Au kiosque Gril on peut acheter "Signal", une revue très engagée du côté des Allemands. On y trouve même "Der Adler", la revue de la Luftwaffe, en édition française. Il y a aussi des journaux satiriques à vomir, antijuifs et anti-francs-maçons, pleins de caricatures obscènes. Comment Pétain peut-il tolérer ça ? Puisqu’il y a la censure, c’est ça qu’il faudrait censurer. Madame Gril dissimule un peu ces feuilles horribles et râle quand Justin va y jeter un coup d’œil. Elle lui explique que ce sont des cochonneries qu’on l’oblige à recevoir. Elle dit que c’est du vert-de-gris, si on le suce on s’empoisonne.

La grand-mère n’aime ni les juifs, ni les francs-maçons, ni les protestants, ni les dreyfusards, ni les instituteurs laïques, même ceux d’ici bien qu'ils soient de braves gens, parce que ce sont tous des ennemis de Dieu. On lui a appris ça quand elle était petite. Pourtant aucun des journaux pourris ne passerait le seuil de sa maison. Elle prie tous les jours pour que tous les hommes se convertissent sauf les communistes de Russie car le jour où les juifs reviendront en Palestine et où la Russie se convertira ce sera la fin du monde. Elle dit que c’est écrit dans les secrets de La Salette, dans ceux de Fatima, dans l’Apocalypse et dans les prophéties de l’ancien testament en cherchant bien.
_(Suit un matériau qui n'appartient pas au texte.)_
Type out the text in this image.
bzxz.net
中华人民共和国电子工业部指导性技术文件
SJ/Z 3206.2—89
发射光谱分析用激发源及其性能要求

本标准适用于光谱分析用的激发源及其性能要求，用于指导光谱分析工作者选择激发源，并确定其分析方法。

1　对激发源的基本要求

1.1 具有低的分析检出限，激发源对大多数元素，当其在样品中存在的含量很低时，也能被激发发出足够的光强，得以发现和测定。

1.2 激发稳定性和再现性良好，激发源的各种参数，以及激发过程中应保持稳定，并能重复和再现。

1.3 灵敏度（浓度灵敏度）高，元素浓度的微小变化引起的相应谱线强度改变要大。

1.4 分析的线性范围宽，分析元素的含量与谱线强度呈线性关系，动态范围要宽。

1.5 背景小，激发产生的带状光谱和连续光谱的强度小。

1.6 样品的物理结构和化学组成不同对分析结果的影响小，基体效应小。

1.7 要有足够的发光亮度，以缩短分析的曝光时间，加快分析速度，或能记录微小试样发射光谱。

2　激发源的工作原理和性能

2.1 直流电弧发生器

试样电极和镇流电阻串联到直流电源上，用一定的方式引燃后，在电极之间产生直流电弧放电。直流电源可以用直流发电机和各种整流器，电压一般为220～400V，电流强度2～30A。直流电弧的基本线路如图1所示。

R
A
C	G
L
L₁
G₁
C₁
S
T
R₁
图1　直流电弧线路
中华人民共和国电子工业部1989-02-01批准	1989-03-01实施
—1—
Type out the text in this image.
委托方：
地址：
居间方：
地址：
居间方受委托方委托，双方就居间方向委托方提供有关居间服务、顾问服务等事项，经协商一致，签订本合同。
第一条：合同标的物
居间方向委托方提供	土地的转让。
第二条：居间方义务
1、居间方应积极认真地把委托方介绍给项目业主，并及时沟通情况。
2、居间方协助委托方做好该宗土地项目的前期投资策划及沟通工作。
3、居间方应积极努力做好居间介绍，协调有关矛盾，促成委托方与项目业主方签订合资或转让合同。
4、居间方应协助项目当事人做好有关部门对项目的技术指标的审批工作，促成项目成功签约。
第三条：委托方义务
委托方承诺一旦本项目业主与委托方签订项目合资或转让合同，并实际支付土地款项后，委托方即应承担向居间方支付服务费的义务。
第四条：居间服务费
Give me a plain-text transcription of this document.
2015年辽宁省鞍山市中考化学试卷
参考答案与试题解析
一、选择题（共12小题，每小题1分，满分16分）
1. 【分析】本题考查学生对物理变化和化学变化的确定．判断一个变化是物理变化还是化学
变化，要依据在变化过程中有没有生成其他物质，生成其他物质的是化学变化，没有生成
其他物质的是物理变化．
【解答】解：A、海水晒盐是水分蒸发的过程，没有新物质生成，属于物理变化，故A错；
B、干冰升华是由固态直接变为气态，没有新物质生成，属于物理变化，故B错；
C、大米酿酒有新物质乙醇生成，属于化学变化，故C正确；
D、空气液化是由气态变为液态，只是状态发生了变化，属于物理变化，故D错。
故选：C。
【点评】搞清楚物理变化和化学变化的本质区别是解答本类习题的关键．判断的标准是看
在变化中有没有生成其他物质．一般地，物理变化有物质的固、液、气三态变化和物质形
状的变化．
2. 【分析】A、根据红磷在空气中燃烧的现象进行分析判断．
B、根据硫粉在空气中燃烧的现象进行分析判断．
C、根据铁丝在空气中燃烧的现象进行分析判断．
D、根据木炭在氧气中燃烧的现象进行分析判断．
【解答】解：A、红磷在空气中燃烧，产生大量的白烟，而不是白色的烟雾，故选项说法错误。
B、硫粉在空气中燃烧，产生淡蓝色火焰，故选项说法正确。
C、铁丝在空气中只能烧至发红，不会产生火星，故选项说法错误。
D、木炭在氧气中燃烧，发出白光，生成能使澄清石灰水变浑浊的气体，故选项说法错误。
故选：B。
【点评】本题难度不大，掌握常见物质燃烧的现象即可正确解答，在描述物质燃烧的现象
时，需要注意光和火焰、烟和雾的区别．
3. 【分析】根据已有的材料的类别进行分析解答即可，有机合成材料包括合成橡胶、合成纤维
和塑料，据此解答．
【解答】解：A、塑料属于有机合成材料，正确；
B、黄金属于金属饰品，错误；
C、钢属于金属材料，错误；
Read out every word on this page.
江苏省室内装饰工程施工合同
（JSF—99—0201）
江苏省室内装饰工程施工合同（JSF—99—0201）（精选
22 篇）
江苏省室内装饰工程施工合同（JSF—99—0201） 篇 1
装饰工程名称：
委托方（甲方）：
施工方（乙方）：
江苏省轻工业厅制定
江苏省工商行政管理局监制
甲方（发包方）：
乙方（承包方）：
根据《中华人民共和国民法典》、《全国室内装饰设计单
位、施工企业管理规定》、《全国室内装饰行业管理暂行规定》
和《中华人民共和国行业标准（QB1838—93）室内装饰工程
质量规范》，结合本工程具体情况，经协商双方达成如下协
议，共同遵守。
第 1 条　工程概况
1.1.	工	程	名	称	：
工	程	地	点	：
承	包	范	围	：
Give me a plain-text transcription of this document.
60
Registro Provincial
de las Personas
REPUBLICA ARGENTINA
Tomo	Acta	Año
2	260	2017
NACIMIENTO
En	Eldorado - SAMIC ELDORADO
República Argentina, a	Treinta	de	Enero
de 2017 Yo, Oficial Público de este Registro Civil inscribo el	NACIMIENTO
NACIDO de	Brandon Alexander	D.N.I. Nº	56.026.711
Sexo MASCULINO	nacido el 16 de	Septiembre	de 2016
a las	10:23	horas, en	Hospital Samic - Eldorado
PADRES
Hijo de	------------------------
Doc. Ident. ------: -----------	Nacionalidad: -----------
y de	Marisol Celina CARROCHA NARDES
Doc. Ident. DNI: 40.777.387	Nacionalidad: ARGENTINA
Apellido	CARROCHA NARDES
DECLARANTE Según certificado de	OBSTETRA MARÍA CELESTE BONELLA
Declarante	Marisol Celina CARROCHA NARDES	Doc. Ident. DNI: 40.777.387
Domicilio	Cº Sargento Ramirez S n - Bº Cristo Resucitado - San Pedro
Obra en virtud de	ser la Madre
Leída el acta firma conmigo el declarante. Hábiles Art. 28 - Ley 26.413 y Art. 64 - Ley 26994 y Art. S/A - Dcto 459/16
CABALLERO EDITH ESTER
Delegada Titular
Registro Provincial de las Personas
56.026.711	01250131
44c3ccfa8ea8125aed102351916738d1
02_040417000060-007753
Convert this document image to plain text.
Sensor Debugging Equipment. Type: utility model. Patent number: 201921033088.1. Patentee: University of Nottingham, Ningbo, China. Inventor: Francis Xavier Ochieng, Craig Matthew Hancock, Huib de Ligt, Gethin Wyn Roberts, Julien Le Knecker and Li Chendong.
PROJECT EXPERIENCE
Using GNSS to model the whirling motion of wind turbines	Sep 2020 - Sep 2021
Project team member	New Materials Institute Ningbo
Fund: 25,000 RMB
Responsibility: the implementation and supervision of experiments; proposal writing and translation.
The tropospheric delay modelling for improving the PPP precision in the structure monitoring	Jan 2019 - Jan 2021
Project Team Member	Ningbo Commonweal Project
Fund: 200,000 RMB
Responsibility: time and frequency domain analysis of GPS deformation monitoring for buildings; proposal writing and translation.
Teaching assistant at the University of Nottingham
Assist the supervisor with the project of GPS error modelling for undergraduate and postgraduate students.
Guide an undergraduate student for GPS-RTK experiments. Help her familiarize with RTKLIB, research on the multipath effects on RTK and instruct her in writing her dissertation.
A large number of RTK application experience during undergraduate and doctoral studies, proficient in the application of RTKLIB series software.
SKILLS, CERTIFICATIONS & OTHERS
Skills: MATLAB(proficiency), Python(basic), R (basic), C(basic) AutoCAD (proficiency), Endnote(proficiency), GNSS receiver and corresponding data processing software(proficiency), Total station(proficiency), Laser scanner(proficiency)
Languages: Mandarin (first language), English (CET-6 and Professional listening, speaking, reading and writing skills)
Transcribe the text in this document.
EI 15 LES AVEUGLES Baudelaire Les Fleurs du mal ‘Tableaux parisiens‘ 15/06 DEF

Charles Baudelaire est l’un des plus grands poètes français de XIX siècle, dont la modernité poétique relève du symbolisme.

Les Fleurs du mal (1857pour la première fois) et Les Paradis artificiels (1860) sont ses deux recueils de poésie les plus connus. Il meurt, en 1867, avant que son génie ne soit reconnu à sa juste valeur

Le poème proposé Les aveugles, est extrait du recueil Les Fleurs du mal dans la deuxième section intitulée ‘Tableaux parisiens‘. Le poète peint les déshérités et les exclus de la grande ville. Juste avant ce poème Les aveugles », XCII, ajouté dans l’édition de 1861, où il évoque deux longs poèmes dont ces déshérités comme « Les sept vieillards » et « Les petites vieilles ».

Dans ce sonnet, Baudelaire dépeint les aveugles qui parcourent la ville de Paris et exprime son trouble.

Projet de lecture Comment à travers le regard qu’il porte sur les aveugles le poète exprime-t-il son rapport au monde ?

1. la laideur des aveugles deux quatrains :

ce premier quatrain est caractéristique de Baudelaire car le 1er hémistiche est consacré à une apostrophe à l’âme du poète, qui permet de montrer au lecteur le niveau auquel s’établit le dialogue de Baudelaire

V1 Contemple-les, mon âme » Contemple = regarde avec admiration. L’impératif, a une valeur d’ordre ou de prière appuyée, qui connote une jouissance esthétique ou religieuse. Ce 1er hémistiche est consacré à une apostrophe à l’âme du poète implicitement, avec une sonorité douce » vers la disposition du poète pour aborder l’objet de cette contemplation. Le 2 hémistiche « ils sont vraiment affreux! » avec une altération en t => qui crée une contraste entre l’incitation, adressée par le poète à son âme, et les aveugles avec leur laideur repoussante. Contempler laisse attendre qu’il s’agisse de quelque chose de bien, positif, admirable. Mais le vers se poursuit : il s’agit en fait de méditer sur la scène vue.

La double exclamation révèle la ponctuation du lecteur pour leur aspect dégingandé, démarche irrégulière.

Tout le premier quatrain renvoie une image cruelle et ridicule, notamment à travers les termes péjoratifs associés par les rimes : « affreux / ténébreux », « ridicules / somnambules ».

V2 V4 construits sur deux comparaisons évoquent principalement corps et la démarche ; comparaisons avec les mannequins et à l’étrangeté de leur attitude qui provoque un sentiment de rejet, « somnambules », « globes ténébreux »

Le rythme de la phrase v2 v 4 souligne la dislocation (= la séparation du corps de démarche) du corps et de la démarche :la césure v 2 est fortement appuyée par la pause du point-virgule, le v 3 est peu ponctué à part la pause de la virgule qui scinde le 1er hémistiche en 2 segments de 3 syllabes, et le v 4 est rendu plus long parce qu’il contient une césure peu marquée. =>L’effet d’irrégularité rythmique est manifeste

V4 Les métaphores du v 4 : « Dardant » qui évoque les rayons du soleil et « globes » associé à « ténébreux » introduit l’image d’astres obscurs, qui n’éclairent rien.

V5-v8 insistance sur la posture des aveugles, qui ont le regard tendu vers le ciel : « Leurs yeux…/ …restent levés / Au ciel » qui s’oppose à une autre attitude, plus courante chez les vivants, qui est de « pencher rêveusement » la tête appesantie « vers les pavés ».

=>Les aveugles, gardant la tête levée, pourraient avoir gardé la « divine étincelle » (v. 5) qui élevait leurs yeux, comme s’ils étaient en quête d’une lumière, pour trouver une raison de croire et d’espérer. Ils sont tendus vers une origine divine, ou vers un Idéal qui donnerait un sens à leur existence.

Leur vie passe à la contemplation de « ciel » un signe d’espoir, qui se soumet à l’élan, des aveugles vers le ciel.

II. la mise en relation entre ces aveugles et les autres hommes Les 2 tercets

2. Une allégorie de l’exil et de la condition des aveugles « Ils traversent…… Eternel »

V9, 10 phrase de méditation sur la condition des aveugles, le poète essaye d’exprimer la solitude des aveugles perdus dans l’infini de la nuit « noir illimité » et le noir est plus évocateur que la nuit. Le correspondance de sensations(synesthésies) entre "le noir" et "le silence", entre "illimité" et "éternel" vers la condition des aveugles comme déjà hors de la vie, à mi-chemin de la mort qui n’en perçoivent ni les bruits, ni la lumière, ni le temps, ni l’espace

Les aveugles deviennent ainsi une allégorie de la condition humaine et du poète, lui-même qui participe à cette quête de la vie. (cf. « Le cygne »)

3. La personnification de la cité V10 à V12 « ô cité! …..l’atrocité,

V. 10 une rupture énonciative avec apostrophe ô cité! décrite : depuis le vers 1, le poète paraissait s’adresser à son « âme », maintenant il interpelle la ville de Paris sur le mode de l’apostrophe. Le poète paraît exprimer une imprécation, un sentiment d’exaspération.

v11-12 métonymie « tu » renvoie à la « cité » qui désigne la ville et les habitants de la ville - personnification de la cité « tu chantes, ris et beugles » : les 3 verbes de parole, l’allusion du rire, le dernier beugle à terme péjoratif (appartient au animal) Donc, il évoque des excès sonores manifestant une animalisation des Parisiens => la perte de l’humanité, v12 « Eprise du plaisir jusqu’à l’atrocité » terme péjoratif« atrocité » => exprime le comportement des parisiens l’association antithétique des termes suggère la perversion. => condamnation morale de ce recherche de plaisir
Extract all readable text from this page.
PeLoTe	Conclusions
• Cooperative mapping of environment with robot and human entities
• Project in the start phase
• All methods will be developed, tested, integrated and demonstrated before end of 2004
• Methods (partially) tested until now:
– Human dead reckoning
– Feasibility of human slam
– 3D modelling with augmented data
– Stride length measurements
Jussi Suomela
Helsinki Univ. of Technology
Justin vient de voir un copain qui habite vers la Toulzane et il coupe par les ruelles pour rentrer à la maison. Soudain …des ordres en allemand, disons plutôt les cris habituels.

Au rez-de-chaussée d’un local réquisitionné qui appartient à la ville, piétine un petit peloton vert-de-gris d’une douzaine de soldats en armes. Justin s’approche de la fenêtre grande ouverte et observe. Ils ont disposé une table en travers de la pièce ainsi que plusieurs chaises. Casqués et sac au dos, ils courent lourdement en tenant leur fusil à deux mains. Ils se faufilent entre les chaises et passent par-dessus la table derrière le chef de file, en chantant un hymne guerrier. Arrivent d’autres gamins attirés par le boucan. Le sergent vient fermer la croisée et ajuste son masque à gaz. Il hurle des ordres qui sont filtrés par le masque et les vitres. Il allume un brûlot fumigène qu’il pose au sol et fait de grands signes. Les soldats mettent vite leurs masques et reprennent leur steeple-chase en chambre. Malheur à celui qui tousse, trébuche ou renverse une chaise, il a droit à sa ration de coups de pied au cul. Ça dure plusieurs minutes, sans pause.

La pièce est maintenant emplie de fumée épaisse. Le sous-off arrête l’épreuve et ouvre en grand la fenêtre pour aérer la pièce. Les soldats sautent aussitôt dans la rue et enlèvent masque et casque. Ils sont haletants et suent à grosses gouttes. Ils échangent quelques mots, plaisantent en réajustant leur tenue puis se mettent en colonne par deux et partent en chantant, l’arme à la bretelle. Une odeur âcre se répand dans le quartier pour faire savoir à la ronde que l’exercice est terminé.

Comme ils se dirigent vers la place, Justin leur laisse prendre trente bons mètres d’avance pour ne pas avoir l’air de les suivre.